President of the United States Donald Trump recently launched a military operation which claimed the life of Daesh terrorist leader, Abu Bakr al-Baghdadi. In Trump’s address to the US public he also claimed to have defeated one hundred percent of Daesh’s Caliphate. But is the United States actively working with ex-Daesh militants to hold Syrian oil?
With the recent withdrawal of U.S. support for the Kurdish group known as the Syrian Democratic Forces (SDF), previously holding the North East of Syria, the United States has attempted to shelter its one true interest in Syria, the Dayr al-Zawr oil fields, Presstv Reported.
Donald Trump has publicly spoken on a number of occasions about locking down Syria’s oil and it looks as if he is moving towards just that. Trump even indicated on twitter that Syria’s Kurds should abandon their homes and move south towards Dayr al-Zawr province, towards the oil, revealing the lack of compassion felt towards the Kurdish people of the region.
The US is on the oil to stay
The Trump administration announced that they were initially intending to withdraw from North Eastern Syria. But now it seems that this was nothing more than Public Relations stunt, done only to serve the Trump’s re-election campaign next year.
The U.S announced an initial peremptory withdrawal of 100 troops on the 6th of October, later announcing a withdrawal of 1,000 U.S. personnel, which we then found out were being redeployed to Iraq. The troops were also put on standby, to re-enter Syria if combating Daesh was required.
But despite it looking as if Trump had stuck to his words and was withdrawing from Syria, something very different was happening. The U.S. were in fact shifting their presence towards the al-Omar oil fields in Dayr al-Zawr.
In late October the U.S. President decided to redeploy hundreds of troops to Syria, in order to lock down the oil of Syria. The Syrian oil fields of the Dayr al-Zawr province are after all considered a foreign asset under the United States Department of the Treasury.
Recently an official twitter account belonging to a United States Military Spokesman, in part confirmed the nature of the new redeployments to Dayr al-Zawr’s oil sites. The account confirmed that M2A2 Bradley fighting vehicles are now being used in Syria. This is significant because it proves a shift in the type of military equipment used.
The United States seems to be withdrawing its mobile units, which possess greater mobility and light fire power, for heavy fire power units with less mobility. With the usage of smaller mobile units, assumed to have been operated by Special Forces, it may have previously appeared that U.S. military was planning a temporary stay in the region. However, now that it is using heavy mechanized units, which require more resources to service them, it indicates that their stay may be much longer than previously assumed.
US works with former Daesh militants to hold Syrian oil
Ex-ISIS MEMBERS WORKING IN THE DEIR EZZOR MILITARY COUNCIL
During the late stages of October 2017, as the U.S. backed SDF forces advanced towards the al-Omar oil fields in Dayr al-Zawr province, reports began to surface of Daesh defectors joining the ranks of a specific division of the SDF. That division they joined is known as the Dayr al-Zawr Military Council.
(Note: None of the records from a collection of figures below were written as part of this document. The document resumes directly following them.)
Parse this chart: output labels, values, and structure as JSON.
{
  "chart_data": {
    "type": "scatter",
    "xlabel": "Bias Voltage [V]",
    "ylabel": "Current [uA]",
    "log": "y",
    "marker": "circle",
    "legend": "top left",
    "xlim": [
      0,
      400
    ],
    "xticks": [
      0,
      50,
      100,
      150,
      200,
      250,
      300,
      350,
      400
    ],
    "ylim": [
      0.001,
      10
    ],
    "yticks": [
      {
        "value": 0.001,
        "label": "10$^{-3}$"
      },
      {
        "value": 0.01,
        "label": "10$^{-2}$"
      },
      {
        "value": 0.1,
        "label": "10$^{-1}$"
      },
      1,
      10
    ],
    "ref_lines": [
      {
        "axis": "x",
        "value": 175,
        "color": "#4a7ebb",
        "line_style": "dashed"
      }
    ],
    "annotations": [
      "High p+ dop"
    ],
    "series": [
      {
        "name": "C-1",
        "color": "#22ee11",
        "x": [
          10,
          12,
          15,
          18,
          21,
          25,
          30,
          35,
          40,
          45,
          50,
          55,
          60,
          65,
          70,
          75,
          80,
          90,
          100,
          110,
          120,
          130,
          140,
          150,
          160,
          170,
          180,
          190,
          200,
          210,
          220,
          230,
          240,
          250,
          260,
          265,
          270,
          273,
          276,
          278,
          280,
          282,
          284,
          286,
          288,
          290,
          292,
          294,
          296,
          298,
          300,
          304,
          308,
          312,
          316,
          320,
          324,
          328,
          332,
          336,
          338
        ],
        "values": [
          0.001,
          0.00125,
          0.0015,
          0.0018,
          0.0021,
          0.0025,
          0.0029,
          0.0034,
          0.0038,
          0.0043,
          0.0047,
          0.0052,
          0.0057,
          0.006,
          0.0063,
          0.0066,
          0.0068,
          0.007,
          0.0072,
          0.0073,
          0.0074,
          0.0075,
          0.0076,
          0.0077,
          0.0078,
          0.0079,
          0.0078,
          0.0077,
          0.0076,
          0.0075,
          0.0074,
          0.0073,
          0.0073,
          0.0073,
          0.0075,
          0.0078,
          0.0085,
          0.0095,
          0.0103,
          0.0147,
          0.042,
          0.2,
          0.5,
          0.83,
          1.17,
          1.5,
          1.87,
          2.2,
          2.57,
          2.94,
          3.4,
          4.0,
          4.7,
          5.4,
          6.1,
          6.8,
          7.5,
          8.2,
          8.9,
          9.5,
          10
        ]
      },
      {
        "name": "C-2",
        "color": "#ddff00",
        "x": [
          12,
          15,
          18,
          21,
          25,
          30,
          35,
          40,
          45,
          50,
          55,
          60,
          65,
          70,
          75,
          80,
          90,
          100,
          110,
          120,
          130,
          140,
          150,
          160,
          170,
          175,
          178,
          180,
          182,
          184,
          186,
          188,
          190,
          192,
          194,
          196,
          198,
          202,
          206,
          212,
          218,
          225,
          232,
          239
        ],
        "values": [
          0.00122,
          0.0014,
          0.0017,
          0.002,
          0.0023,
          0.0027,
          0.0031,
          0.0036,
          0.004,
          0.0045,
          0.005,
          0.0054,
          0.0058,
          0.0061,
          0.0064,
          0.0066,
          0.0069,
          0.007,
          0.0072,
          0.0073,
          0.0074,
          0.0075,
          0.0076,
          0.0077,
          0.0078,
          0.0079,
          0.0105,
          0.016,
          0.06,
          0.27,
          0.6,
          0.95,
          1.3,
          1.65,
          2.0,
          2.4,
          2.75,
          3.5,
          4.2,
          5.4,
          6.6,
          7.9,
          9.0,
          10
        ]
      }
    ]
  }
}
The Dayr al-Zawr Military Council was involved in the Island Storm Operation of the SDF against Daesh in Syria’s East and is even treated as a suspect group under the SDF. Vice News has even reported that their journalists were advised to stay away from those in the Dayr al-Zawr Military Council as they were not a trusted group and had shady connections.
The Dayr al-Zawr Military Council in addition to being an untrusted group by the SDF, is also the only group attached to the SDF, which has filmed its members committing war crimes such as gunning down captives in cold blood.
This group is now one of the groups trusted by the United States, to help them guard their oil from potential enemies who may seek to take it away, this includes the Syrian government's forces who are the only ones with a legally justifiable claim to the resources.
The question now remaining is which allies - or potentially opponents - of the United States will be looking to purchase this oil if not the Syrian government itself?